“Na
vocação para a vida está incluído o amor, inútil disfarçar,
amamos a vida. E lutamos por ela dentro e fora de nós mesmos.
Principalmente fora, que é preciso um peito de ferro para enfrentar
essa luta na qual entra não só fervor mas uma certa dose de cólera,
fervor e cólera. Não cortaremos os pulsos, ao contrário,
costuraremos com linha dupla todas as feridas abertas. E tem muita
ferida porque as pessoas estão bravas demais, até as mulheres, umas
santas, lembra?
Costurar
as feridas e amar os inimigos que odiar faz mal ao fígado, isso sem
falar no perigo da úlcera, lumbago, pé frio.

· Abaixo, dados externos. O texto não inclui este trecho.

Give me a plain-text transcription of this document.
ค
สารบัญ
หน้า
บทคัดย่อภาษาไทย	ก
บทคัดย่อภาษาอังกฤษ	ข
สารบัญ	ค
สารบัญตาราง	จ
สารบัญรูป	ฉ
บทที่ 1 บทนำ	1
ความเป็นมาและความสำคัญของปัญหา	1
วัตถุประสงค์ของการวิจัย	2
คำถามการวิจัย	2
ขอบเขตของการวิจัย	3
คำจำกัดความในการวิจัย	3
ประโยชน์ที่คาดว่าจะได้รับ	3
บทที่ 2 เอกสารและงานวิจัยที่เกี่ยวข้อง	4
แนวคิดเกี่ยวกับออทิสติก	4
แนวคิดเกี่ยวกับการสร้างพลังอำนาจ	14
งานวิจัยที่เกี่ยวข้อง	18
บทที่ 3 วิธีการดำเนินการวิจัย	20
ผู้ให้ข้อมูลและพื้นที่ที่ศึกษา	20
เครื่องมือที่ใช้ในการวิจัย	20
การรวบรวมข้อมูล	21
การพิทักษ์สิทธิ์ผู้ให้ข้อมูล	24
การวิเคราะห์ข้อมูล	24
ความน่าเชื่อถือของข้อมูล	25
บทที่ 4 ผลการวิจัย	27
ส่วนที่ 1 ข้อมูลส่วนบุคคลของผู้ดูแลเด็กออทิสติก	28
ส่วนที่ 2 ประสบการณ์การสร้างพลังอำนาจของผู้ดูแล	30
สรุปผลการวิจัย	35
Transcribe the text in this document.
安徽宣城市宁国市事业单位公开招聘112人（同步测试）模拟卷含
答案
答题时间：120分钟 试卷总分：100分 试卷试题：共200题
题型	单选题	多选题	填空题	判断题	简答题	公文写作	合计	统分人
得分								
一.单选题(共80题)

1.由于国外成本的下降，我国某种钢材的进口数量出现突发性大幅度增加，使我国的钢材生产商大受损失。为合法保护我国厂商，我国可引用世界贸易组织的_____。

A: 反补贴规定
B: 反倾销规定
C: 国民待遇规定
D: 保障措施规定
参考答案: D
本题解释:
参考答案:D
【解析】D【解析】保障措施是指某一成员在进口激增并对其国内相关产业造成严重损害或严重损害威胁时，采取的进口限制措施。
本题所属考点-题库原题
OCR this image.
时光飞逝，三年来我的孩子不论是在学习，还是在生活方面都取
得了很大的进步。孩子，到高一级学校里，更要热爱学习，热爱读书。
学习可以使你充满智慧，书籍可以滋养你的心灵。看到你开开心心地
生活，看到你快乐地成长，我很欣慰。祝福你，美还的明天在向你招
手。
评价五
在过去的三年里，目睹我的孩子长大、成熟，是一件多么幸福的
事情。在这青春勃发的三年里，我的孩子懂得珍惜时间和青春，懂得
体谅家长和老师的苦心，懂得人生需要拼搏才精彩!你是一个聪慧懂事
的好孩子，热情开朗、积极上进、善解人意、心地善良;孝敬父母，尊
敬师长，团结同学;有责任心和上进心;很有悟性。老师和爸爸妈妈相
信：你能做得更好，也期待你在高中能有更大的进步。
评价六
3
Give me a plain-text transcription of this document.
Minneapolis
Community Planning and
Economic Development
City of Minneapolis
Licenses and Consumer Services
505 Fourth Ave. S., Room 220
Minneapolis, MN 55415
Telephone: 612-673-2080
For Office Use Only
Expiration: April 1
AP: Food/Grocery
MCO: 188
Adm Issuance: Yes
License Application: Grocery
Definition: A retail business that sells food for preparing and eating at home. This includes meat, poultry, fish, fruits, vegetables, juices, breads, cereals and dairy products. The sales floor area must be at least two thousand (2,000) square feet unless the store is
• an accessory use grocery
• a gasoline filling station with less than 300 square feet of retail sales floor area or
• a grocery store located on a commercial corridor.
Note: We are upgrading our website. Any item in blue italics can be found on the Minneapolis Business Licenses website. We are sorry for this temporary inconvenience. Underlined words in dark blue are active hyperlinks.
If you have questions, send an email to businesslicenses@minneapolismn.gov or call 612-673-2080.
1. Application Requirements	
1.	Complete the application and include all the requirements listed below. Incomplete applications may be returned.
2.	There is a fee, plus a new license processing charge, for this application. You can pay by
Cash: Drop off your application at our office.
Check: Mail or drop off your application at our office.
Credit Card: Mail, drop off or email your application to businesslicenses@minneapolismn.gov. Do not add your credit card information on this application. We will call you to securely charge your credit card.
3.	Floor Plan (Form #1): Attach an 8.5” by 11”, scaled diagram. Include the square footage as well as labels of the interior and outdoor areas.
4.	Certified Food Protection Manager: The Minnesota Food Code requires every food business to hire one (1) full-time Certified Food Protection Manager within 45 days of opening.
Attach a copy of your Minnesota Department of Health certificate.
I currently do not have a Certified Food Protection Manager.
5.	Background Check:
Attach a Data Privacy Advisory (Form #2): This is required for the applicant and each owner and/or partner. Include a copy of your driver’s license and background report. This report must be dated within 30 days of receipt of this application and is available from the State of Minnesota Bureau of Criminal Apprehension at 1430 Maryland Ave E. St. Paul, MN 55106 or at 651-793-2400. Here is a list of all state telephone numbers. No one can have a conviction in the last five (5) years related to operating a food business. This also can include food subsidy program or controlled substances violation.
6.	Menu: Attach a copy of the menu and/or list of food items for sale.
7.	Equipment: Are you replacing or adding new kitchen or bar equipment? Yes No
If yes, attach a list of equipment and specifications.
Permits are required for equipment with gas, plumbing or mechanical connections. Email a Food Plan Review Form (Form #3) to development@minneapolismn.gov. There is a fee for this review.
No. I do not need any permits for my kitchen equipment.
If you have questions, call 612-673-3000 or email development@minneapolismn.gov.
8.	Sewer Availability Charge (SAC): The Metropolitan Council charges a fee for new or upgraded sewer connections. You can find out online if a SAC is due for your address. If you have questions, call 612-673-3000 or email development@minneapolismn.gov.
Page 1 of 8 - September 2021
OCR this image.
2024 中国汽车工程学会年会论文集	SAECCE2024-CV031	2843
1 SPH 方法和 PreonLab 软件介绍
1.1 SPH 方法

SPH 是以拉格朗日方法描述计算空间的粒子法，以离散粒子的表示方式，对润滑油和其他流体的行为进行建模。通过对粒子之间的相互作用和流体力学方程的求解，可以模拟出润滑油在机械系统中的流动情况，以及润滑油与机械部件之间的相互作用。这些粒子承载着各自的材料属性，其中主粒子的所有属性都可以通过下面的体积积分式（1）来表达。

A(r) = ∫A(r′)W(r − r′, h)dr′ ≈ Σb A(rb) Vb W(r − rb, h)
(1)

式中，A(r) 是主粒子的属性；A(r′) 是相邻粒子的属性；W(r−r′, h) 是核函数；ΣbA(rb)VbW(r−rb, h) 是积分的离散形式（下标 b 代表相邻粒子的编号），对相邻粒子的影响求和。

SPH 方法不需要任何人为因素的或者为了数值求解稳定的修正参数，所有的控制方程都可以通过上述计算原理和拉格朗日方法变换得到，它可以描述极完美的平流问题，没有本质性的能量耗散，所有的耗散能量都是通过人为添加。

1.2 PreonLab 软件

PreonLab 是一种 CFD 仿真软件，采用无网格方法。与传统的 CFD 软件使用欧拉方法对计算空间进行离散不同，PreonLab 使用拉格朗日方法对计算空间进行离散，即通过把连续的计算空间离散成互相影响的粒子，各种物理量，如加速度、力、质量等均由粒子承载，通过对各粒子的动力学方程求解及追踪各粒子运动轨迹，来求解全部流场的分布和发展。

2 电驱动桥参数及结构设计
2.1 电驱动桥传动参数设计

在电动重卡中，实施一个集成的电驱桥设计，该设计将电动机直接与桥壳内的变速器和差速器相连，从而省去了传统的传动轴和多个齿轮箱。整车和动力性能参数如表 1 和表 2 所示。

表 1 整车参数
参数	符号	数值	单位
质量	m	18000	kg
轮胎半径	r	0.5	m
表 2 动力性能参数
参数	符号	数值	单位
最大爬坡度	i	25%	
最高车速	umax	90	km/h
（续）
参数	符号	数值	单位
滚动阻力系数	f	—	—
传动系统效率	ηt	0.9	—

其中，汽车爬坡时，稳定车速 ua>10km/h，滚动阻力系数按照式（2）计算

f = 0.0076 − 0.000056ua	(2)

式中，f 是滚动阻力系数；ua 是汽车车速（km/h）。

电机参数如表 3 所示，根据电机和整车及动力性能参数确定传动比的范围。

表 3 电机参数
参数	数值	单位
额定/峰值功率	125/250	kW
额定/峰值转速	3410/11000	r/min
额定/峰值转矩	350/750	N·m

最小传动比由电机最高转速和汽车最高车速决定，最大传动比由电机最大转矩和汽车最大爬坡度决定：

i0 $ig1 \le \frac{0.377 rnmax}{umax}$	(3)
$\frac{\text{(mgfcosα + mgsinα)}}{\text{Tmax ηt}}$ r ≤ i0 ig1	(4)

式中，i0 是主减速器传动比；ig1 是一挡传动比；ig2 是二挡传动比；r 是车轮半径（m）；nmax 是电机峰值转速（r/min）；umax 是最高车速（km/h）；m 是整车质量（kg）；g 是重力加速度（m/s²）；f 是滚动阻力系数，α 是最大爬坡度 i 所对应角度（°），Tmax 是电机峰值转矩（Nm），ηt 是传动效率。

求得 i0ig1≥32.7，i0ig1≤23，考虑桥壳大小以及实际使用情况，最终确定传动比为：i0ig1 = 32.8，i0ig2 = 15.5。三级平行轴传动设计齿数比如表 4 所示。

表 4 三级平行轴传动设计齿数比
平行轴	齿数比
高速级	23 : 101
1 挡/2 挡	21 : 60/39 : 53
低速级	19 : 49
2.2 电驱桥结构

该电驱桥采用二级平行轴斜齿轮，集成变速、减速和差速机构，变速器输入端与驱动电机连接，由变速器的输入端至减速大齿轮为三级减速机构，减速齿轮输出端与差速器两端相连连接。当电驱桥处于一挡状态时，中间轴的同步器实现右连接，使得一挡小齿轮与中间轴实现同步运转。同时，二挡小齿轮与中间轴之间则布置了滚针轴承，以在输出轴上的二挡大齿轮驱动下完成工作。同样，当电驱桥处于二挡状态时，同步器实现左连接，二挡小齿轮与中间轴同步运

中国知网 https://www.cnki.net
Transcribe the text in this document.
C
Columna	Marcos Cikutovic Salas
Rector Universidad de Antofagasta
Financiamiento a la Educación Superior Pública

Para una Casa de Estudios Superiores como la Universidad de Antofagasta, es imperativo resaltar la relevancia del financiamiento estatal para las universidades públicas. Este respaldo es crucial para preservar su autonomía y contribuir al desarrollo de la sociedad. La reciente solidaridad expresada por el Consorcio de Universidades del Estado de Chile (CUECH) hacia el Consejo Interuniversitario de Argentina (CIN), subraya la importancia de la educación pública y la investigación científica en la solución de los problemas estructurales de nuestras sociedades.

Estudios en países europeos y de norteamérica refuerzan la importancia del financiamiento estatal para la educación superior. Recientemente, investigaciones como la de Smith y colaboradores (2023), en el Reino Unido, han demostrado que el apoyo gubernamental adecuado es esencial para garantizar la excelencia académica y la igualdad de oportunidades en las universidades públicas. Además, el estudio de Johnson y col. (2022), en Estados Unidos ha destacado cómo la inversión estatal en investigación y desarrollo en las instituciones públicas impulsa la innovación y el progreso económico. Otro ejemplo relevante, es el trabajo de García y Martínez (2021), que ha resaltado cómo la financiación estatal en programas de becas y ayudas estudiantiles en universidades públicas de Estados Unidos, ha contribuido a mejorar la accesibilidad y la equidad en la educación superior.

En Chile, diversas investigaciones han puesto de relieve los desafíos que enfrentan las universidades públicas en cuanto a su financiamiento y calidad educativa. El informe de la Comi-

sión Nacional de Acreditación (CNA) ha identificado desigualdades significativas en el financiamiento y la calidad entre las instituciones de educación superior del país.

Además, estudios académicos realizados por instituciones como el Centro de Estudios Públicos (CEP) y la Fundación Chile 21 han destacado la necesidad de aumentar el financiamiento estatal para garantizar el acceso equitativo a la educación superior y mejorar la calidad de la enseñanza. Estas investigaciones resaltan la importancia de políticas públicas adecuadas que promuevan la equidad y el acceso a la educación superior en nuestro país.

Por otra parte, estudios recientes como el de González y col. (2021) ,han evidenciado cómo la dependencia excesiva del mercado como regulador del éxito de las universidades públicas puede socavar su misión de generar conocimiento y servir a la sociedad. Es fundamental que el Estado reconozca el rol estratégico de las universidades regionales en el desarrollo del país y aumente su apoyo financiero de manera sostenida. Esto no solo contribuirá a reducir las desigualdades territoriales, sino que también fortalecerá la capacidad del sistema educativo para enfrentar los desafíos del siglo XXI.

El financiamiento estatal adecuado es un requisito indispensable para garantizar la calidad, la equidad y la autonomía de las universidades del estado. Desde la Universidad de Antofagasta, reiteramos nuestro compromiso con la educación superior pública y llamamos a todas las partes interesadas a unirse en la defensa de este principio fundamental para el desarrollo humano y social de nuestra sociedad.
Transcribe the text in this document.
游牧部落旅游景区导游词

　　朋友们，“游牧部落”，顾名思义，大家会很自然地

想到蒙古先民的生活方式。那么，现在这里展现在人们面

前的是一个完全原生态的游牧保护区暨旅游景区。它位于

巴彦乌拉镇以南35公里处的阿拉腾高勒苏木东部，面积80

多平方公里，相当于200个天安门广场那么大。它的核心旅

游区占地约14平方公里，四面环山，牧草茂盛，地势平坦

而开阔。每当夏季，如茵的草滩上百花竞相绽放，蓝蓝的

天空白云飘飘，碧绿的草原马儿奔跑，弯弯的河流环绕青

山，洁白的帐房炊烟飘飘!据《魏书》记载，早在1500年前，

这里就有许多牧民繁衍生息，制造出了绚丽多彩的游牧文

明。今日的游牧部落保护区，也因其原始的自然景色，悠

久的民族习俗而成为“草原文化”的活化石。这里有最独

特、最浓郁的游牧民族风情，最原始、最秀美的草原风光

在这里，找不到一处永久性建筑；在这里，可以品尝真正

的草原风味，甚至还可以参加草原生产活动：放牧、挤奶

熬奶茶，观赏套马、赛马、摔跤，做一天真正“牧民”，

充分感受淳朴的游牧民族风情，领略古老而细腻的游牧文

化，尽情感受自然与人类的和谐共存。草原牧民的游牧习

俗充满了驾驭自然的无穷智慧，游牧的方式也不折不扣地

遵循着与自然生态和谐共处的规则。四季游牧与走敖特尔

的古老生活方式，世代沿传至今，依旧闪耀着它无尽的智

Amar no geral e no
particular e quem sabe nos lances desse xadrez-chinês imprevisível.
Ousar o risco. Sem chorar, aprendi bem cedo os versos exemplares, não
chores que a vida/é luta renhida. Lutar
com aquela expressão de criança que vai caçar borboleta, ah, como
brilham os olhos de curiosidade. Sei que as borboletas andam raras
mas se sairmos de casa certos de que vamos encontrar alguma… O
importante é a intensidade do empenho nessa busca e em outras.
Falhando, não culpar Deus, oh! por que Ele me abandonou? Nós é que
O abandonamos quando ficamos mornos. Quando a vocação para a vida
começa a empalidecer e também nós, os delicados, os esvaídos.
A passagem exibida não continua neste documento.